今やカーブは希少種…興味深かった中日柳のプロ初完封勝利
ナゴヤドームで行われた10日の中日―ヤクルト戦を地元局とCS放送の中継で解説した。中日2年目のドラ1投手、柳裕也(23=写真)がプロ初完封勝利を挙げた試合である。
好調ヤクルト打線を2安打2四球に抑え、試合はわずか2時間18分で終わった。制球がよく、直球に変化球をうまく織り交ぜ、相手打者に的を絞らせなかった。特に効いたのは、柳が得意とするカーブ。「ドロップ」と称された昔の落差の大きいものに比べたら変化は小さいが、この球があるから140キロそこそこの直球でも打者を詰まらせることができるのだ。

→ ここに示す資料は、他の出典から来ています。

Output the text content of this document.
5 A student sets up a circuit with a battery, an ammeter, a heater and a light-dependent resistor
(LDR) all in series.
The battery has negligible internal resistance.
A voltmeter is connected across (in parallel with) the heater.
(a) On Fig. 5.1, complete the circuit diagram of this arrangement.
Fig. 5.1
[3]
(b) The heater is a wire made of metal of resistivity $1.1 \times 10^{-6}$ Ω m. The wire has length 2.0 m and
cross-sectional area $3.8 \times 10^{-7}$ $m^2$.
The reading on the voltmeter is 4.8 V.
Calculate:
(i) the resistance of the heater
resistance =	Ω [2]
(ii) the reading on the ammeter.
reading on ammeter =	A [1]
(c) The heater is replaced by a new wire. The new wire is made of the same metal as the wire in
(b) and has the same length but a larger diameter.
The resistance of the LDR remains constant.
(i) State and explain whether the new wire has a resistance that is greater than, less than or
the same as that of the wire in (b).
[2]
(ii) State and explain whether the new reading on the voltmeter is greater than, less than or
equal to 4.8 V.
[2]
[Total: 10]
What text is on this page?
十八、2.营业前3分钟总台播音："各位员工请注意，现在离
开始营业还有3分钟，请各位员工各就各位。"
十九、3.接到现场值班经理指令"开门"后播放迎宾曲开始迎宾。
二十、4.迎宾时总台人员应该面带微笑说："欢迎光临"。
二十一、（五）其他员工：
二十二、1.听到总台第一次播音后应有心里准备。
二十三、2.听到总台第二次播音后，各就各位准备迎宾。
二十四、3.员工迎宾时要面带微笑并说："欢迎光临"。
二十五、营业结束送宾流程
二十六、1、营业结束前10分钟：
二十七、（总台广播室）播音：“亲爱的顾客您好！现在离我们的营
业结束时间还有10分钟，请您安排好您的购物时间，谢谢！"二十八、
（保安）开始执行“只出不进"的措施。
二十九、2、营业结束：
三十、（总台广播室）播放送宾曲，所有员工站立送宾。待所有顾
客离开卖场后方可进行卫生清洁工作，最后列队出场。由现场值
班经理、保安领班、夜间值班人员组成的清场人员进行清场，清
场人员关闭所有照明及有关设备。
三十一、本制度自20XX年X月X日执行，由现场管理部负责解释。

以前は変化球の代名詞だったこのカーブ、今はすっかりその使い手が少なくなった。左投手は別として、パッと思い浮かぶのは、柳とソフトバンクの武田翔太(25)、楽天の岸孝之(33)くらいだろうか。代わりに台頭したのがスライダーで、これを投げない投手はいない、というくらい。
理由は明快。スライダーほど投げるのが簡単な変化球はないからだ。ストレートを投げるのと同じ腕の振りで、ちょっと手首の角度を変えてやるだけでいい。カーブより変化が小さいから、制球もしやすい。真っすぐと球速差が少ない分、打ち損じを誘えて球数を減らすのにも効果的。いいことずくめなのだが、もちろん、そういうものには落とし穴もある。